Jorge Clavero: “La masonería no es secreta, sino que mantiene una suerte de discreción"

FENIXnews, Capital Federal- ARGENTINA. Tiene 65 años y es despachante de aduana. Está casado desde hace 36 años y tiene una sola hija. Esta semana, asumió como Gran Maestre de la masonería argentina, logia a la que pertenecieron Belgrano y San Martín y a la que él ingresó a los 41 por medio de compañeros de militancia en el radicalismo. “La institución es pasado, presente y futuro”, responde cuando se le pregunta sobre la injerencia de los “hermanos” en la política. 

El Gran Maestre viste traje negro y zapatos marrones con suela de goma. Su rostro adusto contrasta con un tono amable y hasta didáctico: en su primera semana al frente de la institución, Angel Jorge Clavero quiere explicar de qué se trata la Gran Logia de la Argentina de Libres y Aceptados Masones, pero –se sabe– las revelaciones es algo a lo que “los hermanos” no son especialmente aficionados.

“La masonería no es secreta, sino que mantiene una suerte de discreción ante el afuera. Yo puedo admitir que soy parte de la logia, pero no puedo revelar la pertenencia de otro hermano.”

—¿Qué sentido tiene esta discreción hoy?

—Tenemos la misma discreción que puede tener una sociedad anónima cuando se reúne el directorio. A usted no la dejan entrar, e incluso no la dejan entrar a una reunión de consorcio si no tiene un departamento en ese edificio.

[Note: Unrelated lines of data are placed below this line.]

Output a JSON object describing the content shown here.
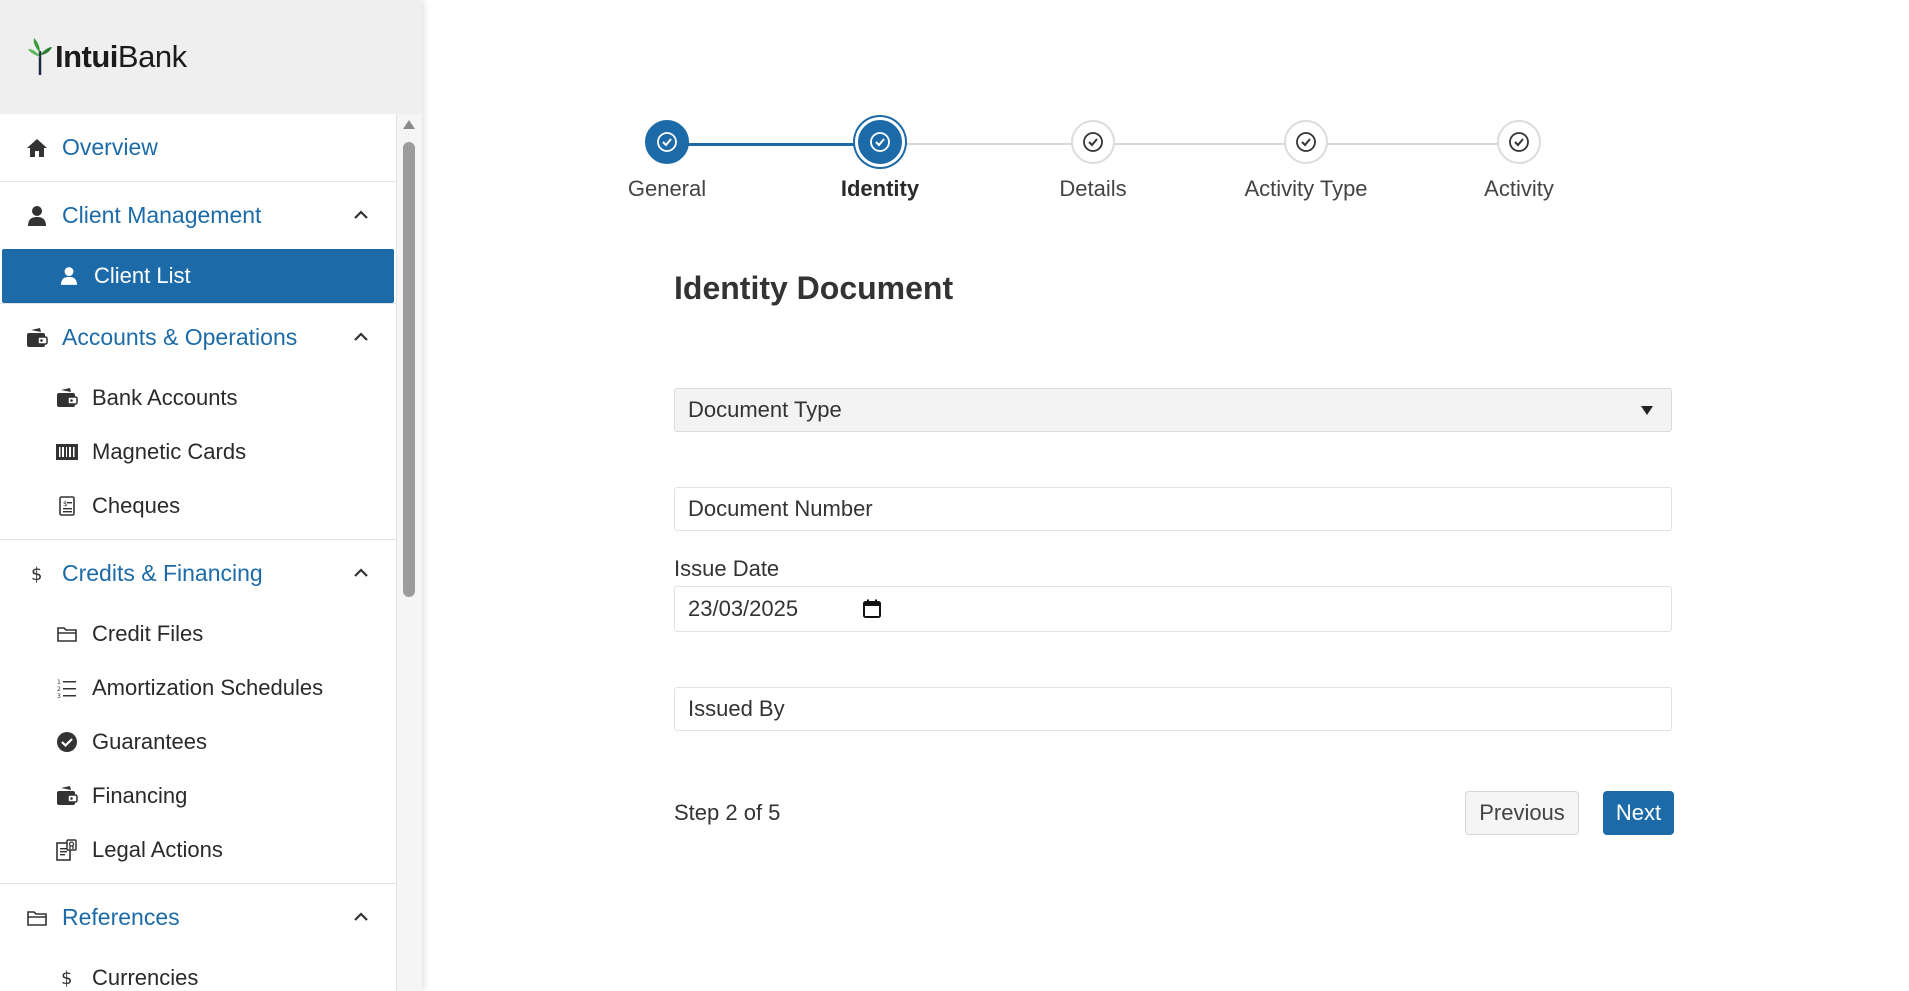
{
  "app": {
    "logo_bold": "Intui",
    "logo_regular": "Bank",
    "accent_color": "#1c6ba8"
  },
  "sidebar": {
    "overview": {
      "label": "Overview",
      "icon": "home-icon"
    },
    "client_management": {
      "label": "Client Management",
      "icon": "user-icon",
      "expanded": true,
      "items": [
        {
          "label": "Client List",
          "icon": "user-icon",
          "active": true
        }
      ]
    },
    "accounts": {
      "label": "Accounts & Operations",
      "icon": "wallet-icon",
      "expanded": true,
      "items": [
        {
          "label": "Bank Accounts",
          "icon": "wallet-icon"
        },
        {
          "label": "Magnetic Cards",
          "icon": "barcode-icon"
        },
        {
          "label": "Cheques",
          "icon": "receipt-icon"
        }
      ]
    },
    "credits": {
      "label": "Credits & Financing",
      "icon": "dollar-icon",
      "expanded": true,
      "items": [
        {
          "label": "Credit Files",
          "icon": "folder-icon"
        },
        {
          "label": "Amortization Schedules",
          "icon": "numbered-list-icon"
        },
        {
          "label": "Guarantees",
          "icon": "check-circle-icon"
        },
        {
          "label": "Financing",
          "icon": "wallet-icon"
        },
        {
          "label": "Legal Actions",
          "icon": "legal-document-icon"
        }
      ]
    },
    "references": {
      "label": "References",
      "icon": "folder-icon",
      "expanded": true,
      "items": [
        {
          "label": "Currencies",
          "icon": "dollar-icon"
        }
      ]
    }
  },
  "stepper": {
    "steps": [
      {
        "label": "General",
        "state": "done"
      },
      {
        "label": "Identity",
        "state": "current"
      },
      {
        "label": "Details",
        "state": "pending"
      },
      {
        "label": "Activity Type",
        "state": "pending"
      },
      {
        "label": "Activity",
        "state": "pending"
      }
    ]
  },
  "form": {
    "title": "Identity Document",
    "document_type": {
      "value": "Document Type"
    },
    "document_number": {
      "placeholder": "Document Number"
    },
    "issue_date": {
      "label": "Issue Date",
      "value": "23/03/2025"
    },
    "issued_by": {
      "placeholder": "Issued By"
    },
    "step_text": "Step 2 of 5",
    "previous_label": "Previous",
    "next_label": "Next"
  }
}
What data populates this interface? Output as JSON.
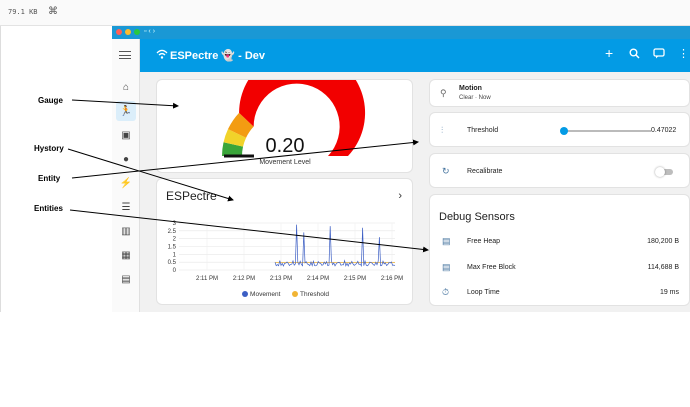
{
  "file_info": {
    "size": "79.1 KB",
    "command_glyph": "⌘"
  },
  "annotations": {
    "gauge": "Gauge",
    "history": "Hystory",
    "entity": "Entity",
    "entities": "Entities"
  },
  "app": {
    "title": "ESPectre 👻 - Dev",
    "toolbar_icons": [
      "add-icon",
      "search-icon",
      "assist-icon",
      "more-icon"
    ]
  },
  "sidebar": {
    "items": [
      "overview-icon",
      "sensor-icon",
      "person-icon",
      "lightning-icon",
      "energy-icon",
      "list-icon",
      "chart-icon",
      "calendar-icon",
      "media-icon"
    ]
  },
  "gauge": {
    "value": "0.20",
    "value_num": 0.2,
    "label": "Movement Level"
  },
  "history": {
    "title": "ESPectre",
    "legend": [
      "Movement",
      "Threshold"
    ],
    "y_ticks": [
      "3",
      "2.5",
      "2",
      "1.5",
      "1",
      "0.5",
      "0"
    ],
    "x_ticks": [
      "2:11 PM",
      "2:12 PM",
      "2:13 PM",
      "2:14 PM",
      "2:15 PM",
      "2:16 PM"
    ]
  },
  "chart_data": {
    "type": "line",
    "title": "ESPectre",
    "x": [
      "2:11 PM",
      "2:12 PM",
      "2:13 PM",
      "2:14 PM",
      "2:15 PM",
      "2:16 PM"
    ],
    "series": [
      {
        "name": "Movement",
        "values": [
          0,
          0,
          0.2,
          0.3,
          0.3,
          0.3
        ],
        "peaks": [
          2.9,
          2.4,
          2.8,
          2.7,
          2.1
        ]
      },
      {
        "name": "Threshold",
        "values": [
          0.47,
          0.47,
          0.47,
          0.47,
          0.47,
          0.47
        ]
      }
    ],
    "ylim": [
      0,
      3
    ],
    "colors": {
      "Movement": "#3d5fc4",
      "Threshold": "#f1b434"
    }
  },
  "motion": {
    "title": "Motion",
    "state": "Clear · Now"
  },
  "threshold": {
    "label": "Threshold",
    "value": "0.47022",
    "fraction": 0.0
  },
  "recalibrate": {
    "label": "Recalibrate",
    "on": false
  },
  "debug": {
    "title": "Debug Sensors",
    "rows": [
      {
        "label": "Free Heap",
        "value": "180,200 B"
      },
      {
        "label": "Max Free Block",
        "value": "114,688 B"
      },
      {
        "label": "Loop Time",
        "value": "19 ms"
      }
    ]
  },
  "colors": {
    "accent": "#039be5",
    "gauge_red": "#f20000",
    "gauge_orange": "#f39c12",
    "gauge_yellow": "#f1d32a",
    "gauge_green": "#3aa53a"
  }
}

—Pero el consorcio de mi edificio no ha participado de acontecimientos políticos nacionales…

—La masonería es una institución abierta, laica y librepensadora. Entre sus valores fundamentales están la libertad, la igualdad y la fraternidad. Somos gente que quiere desarrollarse, agrandarse moral y espiritualmente.

—¿En qué acciones concretas se traduce?

—Participamos a través de nuestros hombres, que trabajan con los valores aprendidos dentro de la institución.

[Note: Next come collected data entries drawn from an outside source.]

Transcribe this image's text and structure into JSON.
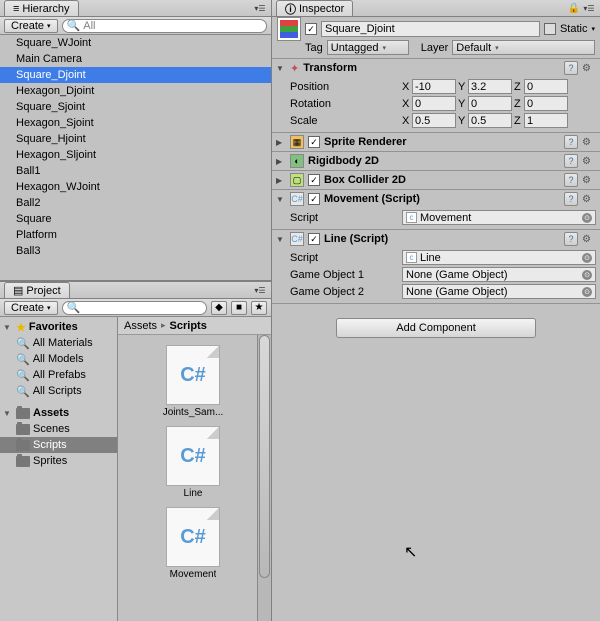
{
  "hierarchy": {
    "title": "Hierarchy",
    "create": "Create",
    "search_placeholder": "All",
    "items": [
      "Square_WJoint",
      "Main Camera",
      "Square_Djoint",
      "Hexagon_Djoint",
      "Square_Sjoint",
      "Hexagon_Sjoint",
      "Square_Hjoint",
      "Hexagon_Sljoint",
      "Ball1",
      "Hexagon_WJoint",
      "Ball2",
      "Square",
      "Platform",
      "Ball3"
    ],
    "selected": "Square_Djoint"
  },
  "project": {
    "title": "Project",
    "create": "Create",
    "favorites": "Favorites",
    "fav_items": [
      "All Materials",
      "All Models",
      "All Prefabs",
      "All Scripts"
    ],
    "assets_label": "Assets",
    "folders": [
      "Scenes",
      "Scripts",
      "Sprites"
    ],
    "selected_folder": "Scripts",
    "breadcrumb": [
      "Assets",
      "Scripts"
    ],
    "files": [
      "Joints_Sam...",
      "Line",
      "Movement"
    ]
  },
  "inspector": {
    "title": "Inspector",
    "static_label": "Static",
    "object_name": "Square_Djoint",
    "tag_label": "Tag",
    "tag_value": "Untagged",
    "layer_label": "Layer",
    "layer_value": "Default",
    "transform": {
      "title": "Transform",
      "position": "Position",
      "rotation": "Rotation",
      "scale": "Scale",
      "pos": {
        "x": "-10",
        "y": "3.2",
        "z": "0"
      },
      "rot": {
        "x": "0",
        "y": "0",
        "z": "0"
      },
      "scl": {
        "x": "0.5",
        "y": "0.5",
        "z": "1"
      }
    },
    "comp_sprite": "Sprite Renderer",
    "comp_rb": "Rigidbody 2D",
    "comp_box": "Box Collider 2D",
    "movement": {
      "title": "Movement (Script)",
      "script_label": "Script",
      "script_value": "Movement"
    },
    "line": {
      "title": "Line (Script)",
      "script_label": "Script",
      "script_value": "Line",
      "go1_label": "Game Object 1",
      "go1_value": "None (Game Object)",
      "go2_label": "Game Object 2",
      "go2_value": "None (Game Object)"
    },
    "add_component": "Add Component"
  }
}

—¿El número de masones en los tres poderes del Estados sigue siendo alto?

—Por supuesto que sí. La masonería es pasado, presente y será futuro.

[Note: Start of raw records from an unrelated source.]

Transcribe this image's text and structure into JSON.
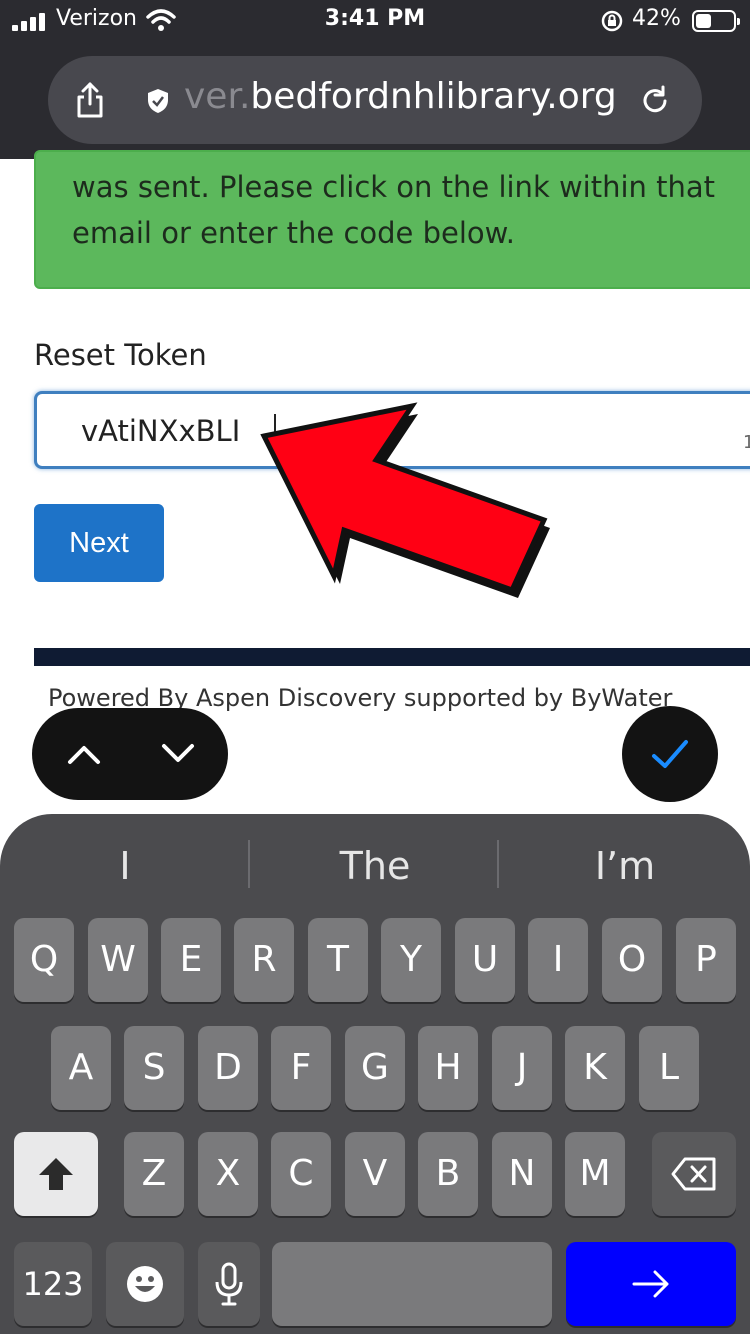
{
  "status_bar": {
    "carrier": "Verizon",
    "time": "3:41 PM",
    "battery_percent": "42%",
    "battery_level": 0.42
  },
  "browser": {
    "url_faded": "ver.",
    "url_main": "bedfordnhlibrary.org"
  },
  "page": {
    "alert_text": "was sent. Please click on the link within that email or enter the code below.",
    "reset_token_label": "Reset Token",
    "reset_token_value": "vAtiNXxBLI",
    "next_label": "Next",
    "footer_text": "Powered By Aspen Discovery supported by ByWater"
  },
  "keyboard": {
    "suggestions": [
      "I",
      "The",
      "I’m"
    ],
    "row1": [
      "Q",
      "W",
      "E",
      "R",
      "T",
      "Y",
      "U",
      "I",
      "O",
      "P"
    ],
    "row2": [
      "A",
      "S",
      "D",
      "F",
      "G",
      "H",
      "J",
      "K",
      "L"
    ],
    "row3": [
      "Z",
      "X",
      "C",
      "V",
      "B",
      "N",
      "M"
    ],
    "numbers_label": "123",
    "colors": {
      "go_key": "#0000ff",
      "done_check": "#1a8cff"
    }
  },
  "icons": {
    "share": "share-icon",
    "secure": "shield-icon",
    "reload": "reload-icon",
    "prev": "chevron-up-icon",
    "next": "chevron-down-icon",
    "done": "checkmark-icon",
    "shift": "shift-icon",
    "delete": "backspace-icon",
    "emoji": "emoji-icon",
    "mic": "microphone-icon",
    "go": "arrow-right-icon"
  }
}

Inútil pretender que arriesguen cifras o nombres. El silencio es un código que los masones respetan e incluso disfrutan: basta recordar que uno de los últimos peronistas en admitirse parte de la logia fue Arturo Jauretche, fallecido hace 34 años, para despertar una sonrisa en el segundo de Clavero, Nicolás Breglia. “Te sorprenderías”, responde. La política y la masonería están íntimamente entrelazadas: en la Argentina, catorce presidentes eran iniciados.
También Clavero llegó hasta el templo de la calle Perón por sus vínculos políticos. Viejo militante radical, sufragó por primera vez a favor de Arturo Illia. “Comencé a leer al respecto desde muy joven, pero durante la dictadura era un poco más difícil ingresar, a veces la casa estaba cerrada –recuerda–. Con el regreso democrático algunos compañeros me revelaron su pertenencia e hicieron de puente, hace ya 24 años”. Hoy está alejado de los comités. Así como algunos son hinchas de River o Boca, el Gran Maestre tiene puesta la camiseta de la Logia Sol de Mayo Número 8. O, en términos masones, tiene puesto el mandil: tal es el nombre del delantal que utilizan, herencia de los primeros “hermanos” constructores. En francés, maçón quiere decir albañil.
Magios. Lejos de las labores manuales, Clavero es despachante de aduana y toda la vida se dedicó al comercio exterior. Está casado hace 36 años y tiene una hija de 33, ambas licenciadas en Ciencias Sociales. Ninguna se ha intregado a la masonería, aunque en el país existen logias femeninas desde hace más de dos décadas. “Son mucho más rigurosas que nosotros, son tremendas”, dice Breglia. “Son mujeres”, resume el Gran Maestre. Existe una ceremonia de “reconocimiento conyugal”, pero él insiste en que le alcanza con el casamiento civil.
Aunque la institución recibe miembros de todas las religiones, la Iglesia Católica ha estado históricamente enfrentada con la masonería: los han tildado de satánicos y Benedicto XVI los excomulgó por la misma época en la que se dedicó a despotricar contra Harry Potter.
Mientras Clavero posa para las fotos, su vice se explaya sobre las virtudes masónicas. “Cuando nosotros comenzamos a retirarnos por efecto de la dictadura, desaparecieron los grandes proyectos nacionales”, asegura. Cuando deja entrever que la masonería tuvo que ver con la liberación de “el hermano Alfredo Bravo”, detenido clandestinamente a fines de los 70, es imposible no recordar aquel capítulo en el que Homero Simpson se une a la Sagrada Orden de los Magios y empieza a relatarle a Lisa cómo todos los logros de Estados Unidos son en realidad obra de sus nuevos hermanos. “¿En serio hay un capítulo de los Simpsons sobre logias?”, consultan divertidos y le toman la palabra a un colaborador, que promete mandárselos en la semana, por Internet consigna Marina Abiuso de Perfil.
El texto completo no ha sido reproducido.